With Basel I in place a basic risk model was implemented accross financial institutions around the world. However this model used a standardized approach which did not justice to specific portfolios of customers and products. The unintended concequence of Basel I was that it encouraged risk-seeking to receive more revenue within the same risk profile.

The new accord is based on three pillars:

  1. Minimum capital requirements
  2. Supervisory review
  3. Market discepline

The minimum capital requirements form the heart of Basel II it means that banks must hold 8% capital against their assets after adjusting these assets with the risk ran on it.
Most of the document describes how to determine the adjustment of value with the risk ran on it.

Banks can now choose to follow the standardized approach (basically Basel I) or the Internal rating based approach (IRB). The Internal rating based approach has two flavours: foundation and advanced. Foundation means that the bank determines the risk run on the customer (probability of default), but uses the supervisor determined parameters used for the collateral value, while the advanced method means the bank applied their own proofed parameters on both the customer as the collateral risk.
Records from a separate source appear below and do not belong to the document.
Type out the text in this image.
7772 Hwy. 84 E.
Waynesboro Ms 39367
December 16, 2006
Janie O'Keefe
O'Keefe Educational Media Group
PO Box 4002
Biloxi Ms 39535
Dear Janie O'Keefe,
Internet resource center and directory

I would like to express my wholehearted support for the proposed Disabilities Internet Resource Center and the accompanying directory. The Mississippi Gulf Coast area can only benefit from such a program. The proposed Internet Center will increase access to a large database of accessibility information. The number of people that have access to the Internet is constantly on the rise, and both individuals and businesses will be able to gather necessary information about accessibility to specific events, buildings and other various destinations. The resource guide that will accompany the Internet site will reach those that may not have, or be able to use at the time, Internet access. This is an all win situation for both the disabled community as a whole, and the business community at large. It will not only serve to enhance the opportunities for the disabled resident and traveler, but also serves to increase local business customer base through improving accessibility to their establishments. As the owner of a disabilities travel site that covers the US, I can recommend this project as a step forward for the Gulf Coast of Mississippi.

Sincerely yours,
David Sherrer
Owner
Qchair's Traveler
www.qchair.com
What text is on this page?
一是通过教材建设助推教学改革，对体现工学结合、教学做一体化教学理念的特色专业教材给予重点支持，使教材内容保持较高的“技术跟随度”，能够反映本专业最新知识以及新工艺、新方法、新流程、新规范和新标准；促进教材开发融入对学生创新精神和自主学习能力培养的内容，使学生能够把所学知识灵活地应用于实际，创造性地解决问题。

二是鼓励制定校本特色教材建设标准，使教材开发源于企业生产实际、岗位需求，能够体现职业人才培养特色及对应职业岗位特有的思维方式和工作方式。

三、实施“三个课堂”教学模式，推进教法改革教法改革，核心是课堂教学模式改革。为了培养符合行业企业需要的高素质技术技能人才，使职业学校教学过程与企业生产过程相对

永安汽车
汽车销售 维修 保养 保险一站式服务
The supervisory review is introduced in Basel II in order to ascertain whether the bank uses the correct assessments and covers all risks associated.
It describes the Internal Capital Adequacy Assessment Process (ICAAP) and the Supervisory Review and Evaluation Process (SREP).
It basically set the rules on how banks must prove their used parameters in the IRB-foundation and IRB-advanced approach as report on their risk weighted assets and capital levels.

The market discipline means that the bank is open to the public about relevant market information so the public can make informed trading decisions.